The cancan first appeared in the working-class ballrooms of Montparnasse in Paris in around 1830. It was a more lively version of the galop, a dance in quick 2/4 time, which often featured as the final figure in the quadrille.[2] The cancan was, therefore, originally a dance for couples, who indulged in high kicks and other gestures with arms and legs. It is thought that they were influenced by the antics of a popular entertainer of the 1820s, Charles Mazurier, who was well known for his acrobatic performances, which included the grand écart or jump splits—later a popular feature of the cancan.[citation needed] At this time, and throughout most of the 19th century in France, the dance was also known as the chahut. Both words are French, cancan meaning "tittle-tattle" or "scandal", hence a scandalous dance, while chahut meant "noise" or "uproar".[citation needed] The dance did cause something of a scandal, and for a while, there were attempts to repress it. Occasionally people dancing the cancan were arrested but it was never officially banned, as is sometimes claimed.[citation needed] Throughout the 1830s, it was often groups of men, particularly students, who caused the most outrage by dancing the cancan at public dance-halls.[citation needed]However the Encyclopaedia Britannica 2014 states that the actual origin of the "cancan" is either French or Algerian.

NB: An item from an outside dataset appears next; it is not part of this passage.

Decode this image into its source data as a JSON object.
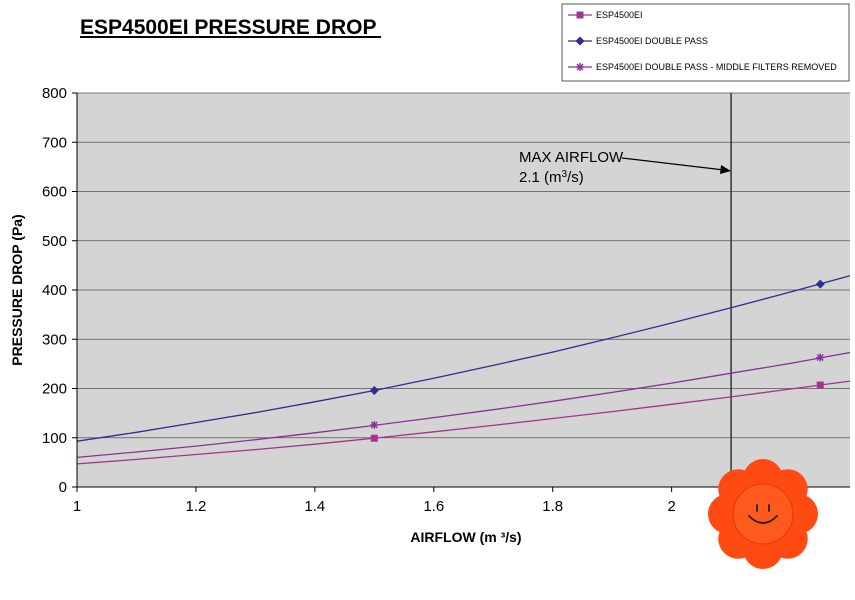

As performers of the cancan became more skilled and adventurous, it gradually developed a parallel existence as entertainment, alongside the participatory form, although it was still very much a dance for individuals and not yet performed on stage by a chorus line.[citation needed] A few men became cancan stars in the 1840s to 1861 and an all-male group known as the Quadrille des Clodoches performed the dance in London in 1870.[citation needed] But women performers were much more widely known in this period. They were mostly middle-ranking courtesans, and only semiprofessional entertainers—unlike the dancers of the 1890s, such as La Goulue and Jane Avril, who were highly paid for their appearances at the Moulin Rouge and elsewhere.[citation needed] The female dancers of the Second Empire and the fin de siècle developed the various cancan moves that were later incorporated by the choreographer Pierre Sandrini in the spectacular "French Cancan", which he devised at the Moulin Rouge in the 1920s and presented at his own Bal Tabarin from 1928. This was a combination of the individual style of the Parisian dance-halls and the chorus-line style of British and American music halls (see below).[citation needed]
The popularity of the cancan was long-lived, spanning half a century, but by the 1890s the cancan was out of style in New York dance halls, having been replaced by the ribald Hoochie coochie, a dance made popular in the 1893 World's Columbian Exposition.[3]